¶ … Beat the Streets: A Lesson in Determination
Davis, Sampson, George Jenkins, Rameck Hunt & Sharon M. Draper. We Beat the Streets. New York: Dutton, 2005.
We Beat the Streets is a story of three young men from Newark who did the seemingly impossible -- although they grew up in one of the most notoriously crime-ridden areas in Newark, where black men were statistically more likely to go to prison than college, they were determined to beat the odds. They lived in a community with tremendous peer pressure to succumb to drugs, where drug dealing was a source of prestige rather than dreaming of succeeding at academics. But friendship became a source of positive inspiration and motivation rather than negative motivation in the case of these young men. "Most of the kids I grew up with didn't dream big," admits Rameck Hunt, but he and his fellow doctors did 'dream big' (153). While still in junior high, together they made a pact to become doctors.

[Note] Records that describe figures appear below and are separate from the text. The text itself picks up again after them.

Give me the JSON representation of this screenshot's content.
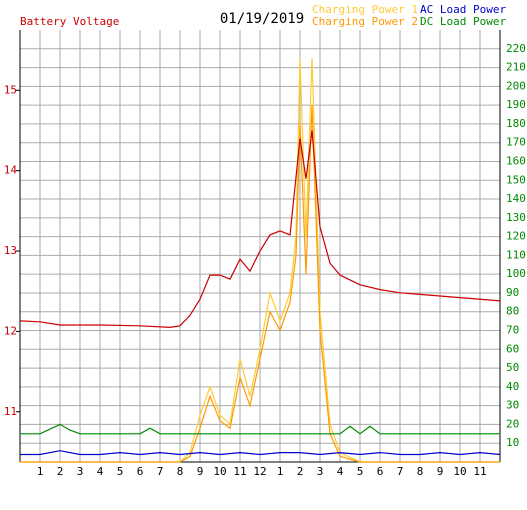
{
  "chart_data": {
    "type": "line",
    "title": "01/19/2019",
    "ylabel": "Battery Voltage",
    "xlim": [
      0,
      24
    ],
    "xticks": [
      1,
      2,
      3,
      4,
      5,
      6,
      7,
      8,
      9,
      10,
      11,
      12,
      {
        "value": 13,
        "label": "1"
      },
      {
        "value": 14,
        "label": "2"
      },
      {
        "value": 15,
        "label": "3"
      },
      {
        "value": 16,
        "label": "4"
      },
      {
        "value": 17,
        "label": "5"
      },
      {
        "value": 18,
        "label": "6"
      },
      {
        "value": 19,
        "label": "7"
      },
      {
        "value": 20,
        "label": "8"
      },
      {
        "value": 21,
        "label": "9"
      },
      {
        "value": 22,
        "label": "10"
      },
      {
        "value": 23,
        "label": "11"
      }
    ],
    "ylim": [
      10.375,
      15.75
    ],
    "yticks": [
      11,
      12,
      13,
      14,
      15
    ],
    "y2lim": [
      0,
      230
    ],
    "y2ticks": [
      10,
      20,
      30,
      40,
      50,
      60,
      70,
      80,
      90,
      100,
      110,
      120,
      130,
      140,
      150,
      160,
      170,
      180,
      190,
      200,
      210,
      220
    ],
    "grid": true,
    "series": [
      {
        "name": "Charging Power 1",
        "color": "#ffcc33",
        "axis": "y2",
        "x": [
          0,
          8,
          8.5,
          9,
          9.5,
          10,
          10.5,
          11,
          11.5,
          12,
          12.5,
          13,
          13.5,
          13.8,
          14,
          14.3,
          14.6,
          15,
          15.5,
          16,
          17,
          24
        ],
        "values": [
          0,
          0,
          5,
          25,
          40,
          25,
          20,
          55,
          35,
          60,
          90,
          75,
          90,
          120,
          215,
          120,
          215,
          80,
          20,
          5,
          0,
          0
        ]
      },
      {
        "name": "Charging Power 2",
        "color": "#ff9900",
        "axis": "y2",
        "x": [
          0,
          8,
          8.5,
          9,
          9.5,
          10,
          10.5,
          11,
          11.5,
          12,
          12.5,
          13,
          13.5,
          13.8,
          14,
          14.3,
          14.6,
          15,
          15.5,
          16,
          17,
          24
        ],
        "values": [
          0,
          0,
          3,
          18,
          35,
          22,
          18,
          45,
          30,
          55,
          80,
          70,
          85,
          110,
          180,
          100,
          190,
          70,
          15,
          3,
          0,
          0
        ]
      },
      {
        "name": "AC Load Power",
        "color": "#0000cc",
        "axis": "y2",
        "x": [
          0,
          1,
          2,
          3,
          4,
          5,
          6,
          7,
          8,
          9,
          10,
          11,
          12,
          13,
          14,
          15,
          16,
          17,
          18,
          19,
          20,
          21,
          22,
          23,
          24
        ],
        "values": [
          4,
          4,
          6,
          4,
          4,
          5,
          4,
          5,
          4,
          5,
          4,
          5,
          4,
          5,
          5,
          4,
          5,
          4,
          5,
          4,
          4,
          5,
          4,
          5,
          4
        ]
      },
      {
        "name": "DC Load Power",
        "color": "#008800",
        "axis": "y2",
        "x": [
          0,
          1,
          2,
          2.5,
          3,
          4,
          5,
          6,
          6.5,
          7,
          8,
          9,
          10,
          11,
          12,
          13,
          14,
          15,
          16,
          16.5,
          17,
          17.5,
          18,
          19,
          20,
          21,
          22,
          23,
          24
        ],
        "values": [
          15,
          15,
          20,
          17,
          15,
          15,
          15,
          15,
          18,
          15,
          15,
          15,
          15,
          15,
          15,
          15,
          15,
          15,
          15,
          19,
          15,
          19,
          15,
          15,
          15,
          15,
          15,
          15,
          15
        ]
      },
      {
        "name": "Battery Voltage",
        "color": "#cc0000",
        "axis": "y",
        "x": [
          0,
          1,
          2,
          4,
          6,
          7.5,
          8,
          8.5,
          9,
          9.5,
          10,
          10.5,
          11,
          11.5,
          12,
          12.5,
          13,
          13.5,
          14,
          14.3,
          14.6,
          15,
          15.5,
          16,
          17,
          18,
          19,
          20,
          22,
          24
        ],
        "values": [
          12.13,
          12.12,
          12.08,
          12.08,
          12.07,
          12.05,
          12.07,
          12.2,
          12.4,
          12.7,
          12.7,
          12.65,
          12.9,
          12.75,
          13.0,
          13.2,
          13.25,
          13.2,
          14.4,
          13.9,
          14.5,
          13.3,
          12.85,
          12.7,
          12.58,
          12.52,
          12.48,
          12.46,
          12.42,
          12.38
        ]
      }
    ]
  }
}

The book contains many haunting incidents. It begins with Sampson, whose foot was broken as a six-year-old, after tagging along with his brothers as they got into mischief. Later, he was able to work at that same hospital as a doctor (10). Rameck was supposed to be put into special education classes, despite his evident intelligence, because he was perceived as a troublemaker at the Catholic school he attended as a young man (15). The Sisters did not fully apprehend what Rameck was struggling with -- he was the son of a drug-addicted single mother. He even gave his mother the money he had obtained to get acting headshots, although though he knew she would use the money for drugs (42). Seeing these early dreams dashed would have deterred some young men, but not Rameck.